This view goes beyond a lazy truism that more money is better than less money when it comes to Harvard and its students and affiliates. These centers in particular merit robust support from FAS, for the near-halfway slashing of federal contributions render them especially cash-strapped. No Harvard program should suffer disproportionately because of its budget’s historical funding sources. (And no doubt, the erstwhile subsidies kept down FAS allotments in years past.)
Real losses have occured as a result. The Center for Middle Eastern Studies has folded its academic journal; the Reischauer Institute of Japanese Studies has reduced fellowships, guest speakers, and winter break courses; and the centers have been forced to lean increasingly on their own endowments. In part, this is due to a FAS “debt relief” program, which originated during 2008’s maelstrom and has been made permanent, whereby the centers direct part of their endowments to FAS. (This policy left the Reischauer Center sending 30 percent of its budget toward FAS during the crisis.) Depleted endowments mean future weakness, and more tangible losses to follow.

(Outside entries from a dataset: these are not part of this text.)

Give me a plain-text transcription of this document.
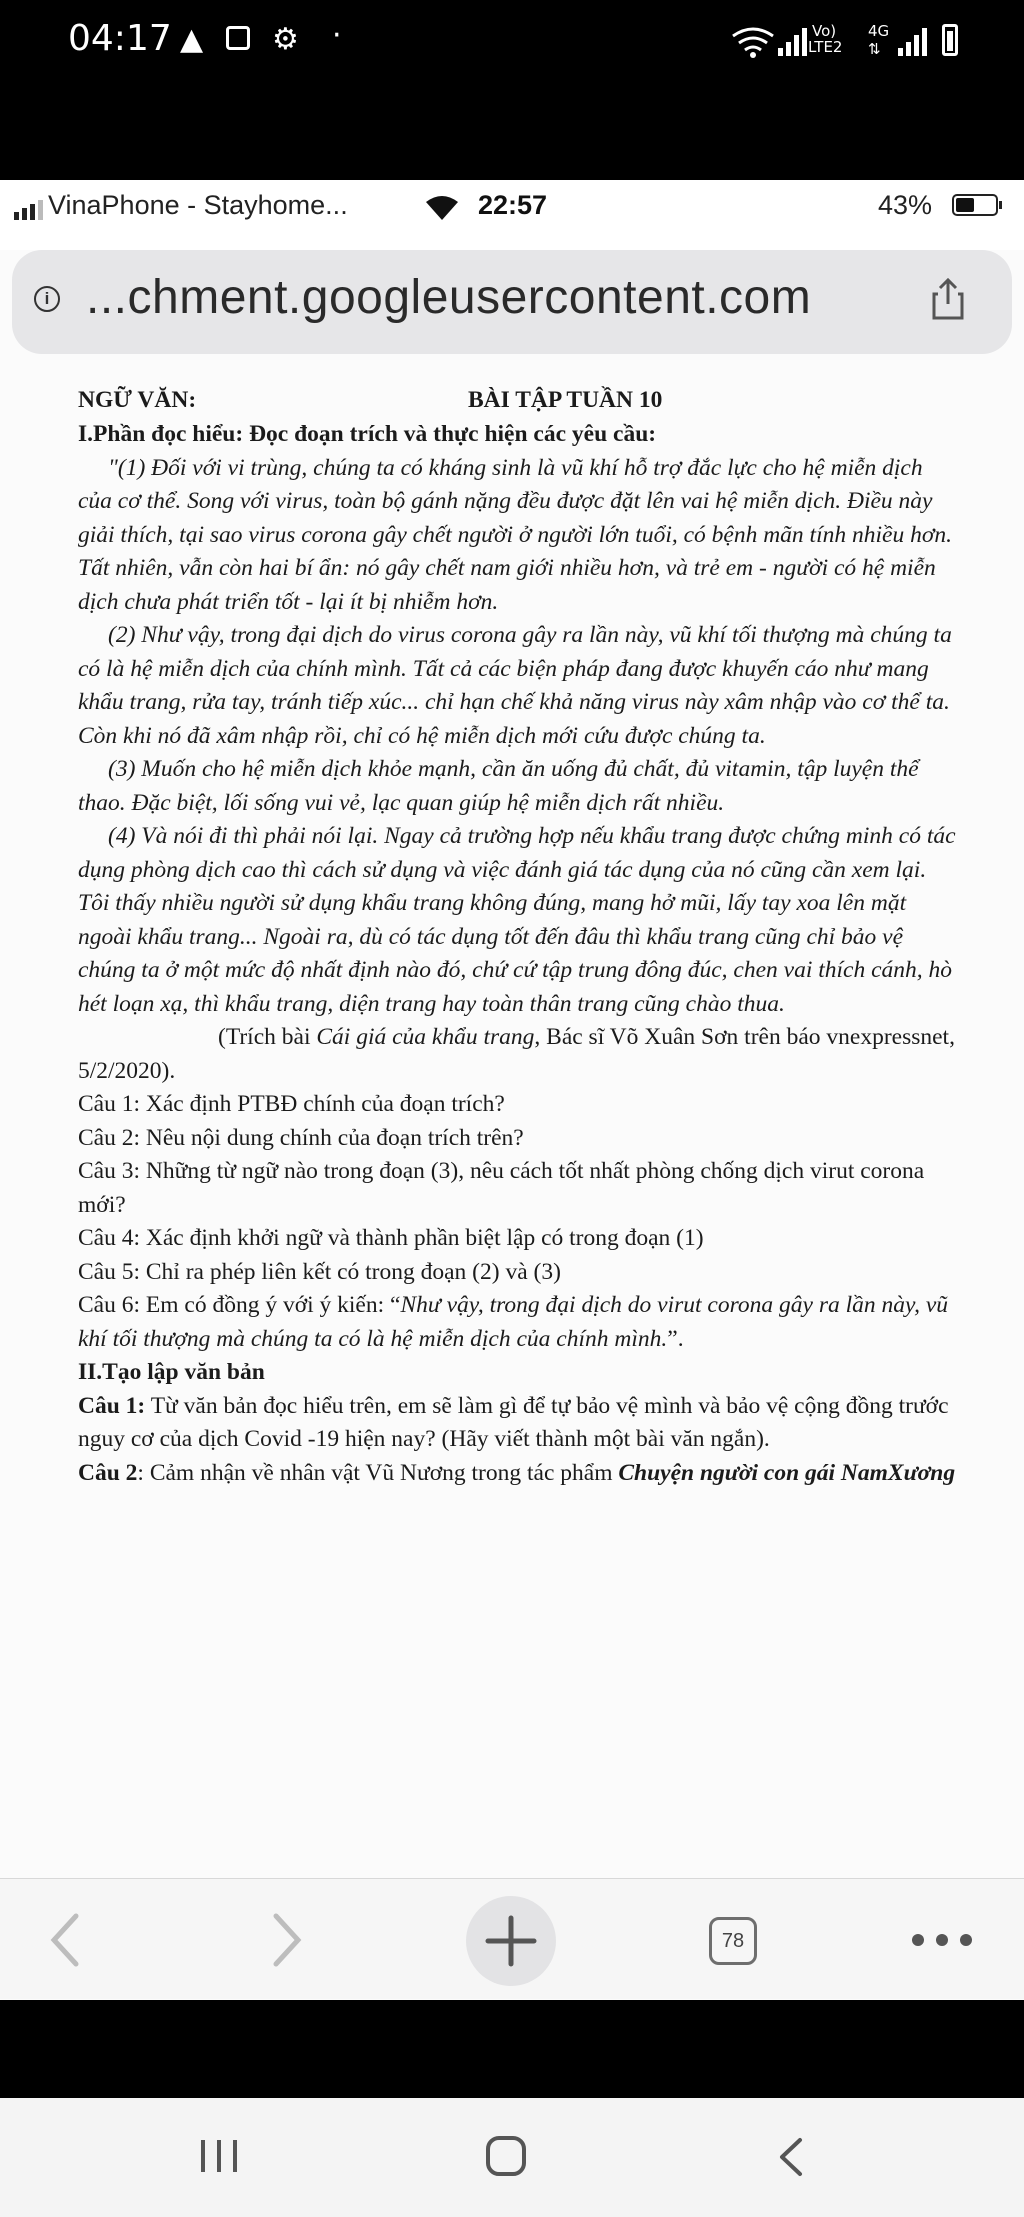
04:17 ▲ ⚙ ·	Vo)
LTE2
4G
⇅
VinaPhone - Stayhome...	22:57	43%
i ...chment.googleusercontent.com
NGỮ VĂN:	BÀI TẬP TUẦN 10

I.Phần đọc hiểu: Đọc đoạn trích và thực hiện các yêu cầu:

"(1) Đối với vi trùng, chúng ta có kháng sinh là vũ khí hỗ trợ đắc lực cho hệ miễn dịch của cơ thể. Song với virus, toàn bộ gánh nặng đều được đặt lên vai hệ miễn dịch. Điều này giải thích, tại sao virus corona gây chết người ở người lớn tuổi, có bệnh mãn tính nhiều hơn. Tất nhiên, vẫn còn hai bí ẩn: nó gây chết nam giới nhiều hơn, và trẻ em - người có hệ miễn dịch chưa phát triển tốt - lại ít bị nhiễm hơn.

(2) Như vậy, trong đại dịch do virus corona gây ra lần này, vũ khí tối thượng mà chúng ta có là hệ miễn dịch của chính mình. Tất cả các biện pháp đang được khuyến cáo như mang khẩu trang, rửa tay, tránh tiếp xúc... chỉ hạn chế khả năng virus này xâm nhập vào cơ thể ta. Còn khi nó đã xâm nhập rồi, chỉ có hệ miễn dịch mới cứu được chúng ta.

(3) Muốn cho hệ miễn dịch khỏe mạnh, cần ăn uống đủ chất, đủ vitamin, tập luyện thể thao. Đặc biệt, lối sống vui vẻ, lạc quan giúp hệ miễn dịch rất nhiều.

(4) Và nói đi thì phải nói lại. Ngay cả trường hợp nếu khẩu trang được chứng minh có tác dụng phòng dịch cao thì cách sử dụng và việc đánh giá tác dụng của nó cũng cần xem lại. Tôi thấy nhiều người sử dụng khẩu trang không đúng, mang hở mũi, lấy tay xoa lên mặt ngoài khẩu trang... Ngoài ra, dù có tác dụng tốt đến đâu thì khẩu trang cũng chỉ bảo vệ chúng ta ở một mức độ nhất định nào đó, chứ cứ tập trung đông đúc, chen vai thích cánh, hò hét loạn xạ, thì khẩu trang, diện trang hay toàn thân trang cũng chào thua.

(Trích bài Cái giá của khẩu trang, Bác sĩ Võ Xuân Sơn trên báo vnexpressnet, 5/2/2020).

Câu 1: Xác định PTBĐ chính của đoạn trích?

Câu 2: Nêu nội dung chính của đoạn trích trên?

Câu 3: Những từ ngữ nào trong đoạn (3), nêu cách tốt nhất phòng chống dịch virut corona mới?

Câu 4: Xác định khởi ngữ và thành phần biệt lập có trong đoạn (1)

Câu 5: Chỉ ra phép liên kết có trong đoạn (2) và (3)

Câu 6: Em có đồng ý với ý kiến: “Như vậy, trong đại dịch do virut corona gây ra lần này, vũ khí tối thượng mà chúng ta có là hệ miễn dịch của chính mình.”.

II.Tạo lập văn bản

Câu 1: Từ văn bản đọc hiểu trên, em sẽ làm gì để tự bảo vệ mình và bảo vệ cộng đồng trước nguy cơ của dịch Covid -19 hiện nay? (Hãy viết thành một bài văn ngắn).

Câu 2: Cảm nhận về nhân vật Vũ Nương trong tác phẩm Chuyện người con gái NamXương

78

All of this lamenting, of course, assumes that the centers’ work is worth any priority at all. In an austere age, in a school and a country with a great deal of worthwhile alternatives, the standard to be met is not a light one. The centers’ value may not be evident at first glance—they do not battle cancer or configure new energy sources—but they provide an education not always available in Cambridge, both by bringing students to the world, in the form of study-abroad programs, grants, and internships, and by bringing the world to students, with a colorful stream of guest professors and expert lecturers. And they focus on key interests of public or foreign policy-minded Americans—not to mention their purse-empowered representatives. The studies fostered are critical. Or even, to borrow the federal government’s term for languages like Arabic (see the Center for Middle Eastern Studies), super-critical.
Naturally, the nation has a slew of critical concerns, and budget-balancing is high among them. But academic research and studies are worth prioritizing. Worryingly, their support, at both federal and university levels, rides the vicissitudes of political and economic cycles. In regards to the latter though, the latest cycle does appear, however gradually, to trend with more and more optimism. With that good fortune, and with FAS predicting a balanced budget by the year’s end, we now hope and expect that the austerity will slowly ease, that today’s fears will erode, and that the axing will end. Unfortunately, we are not seers. Nor are we lumberjacks.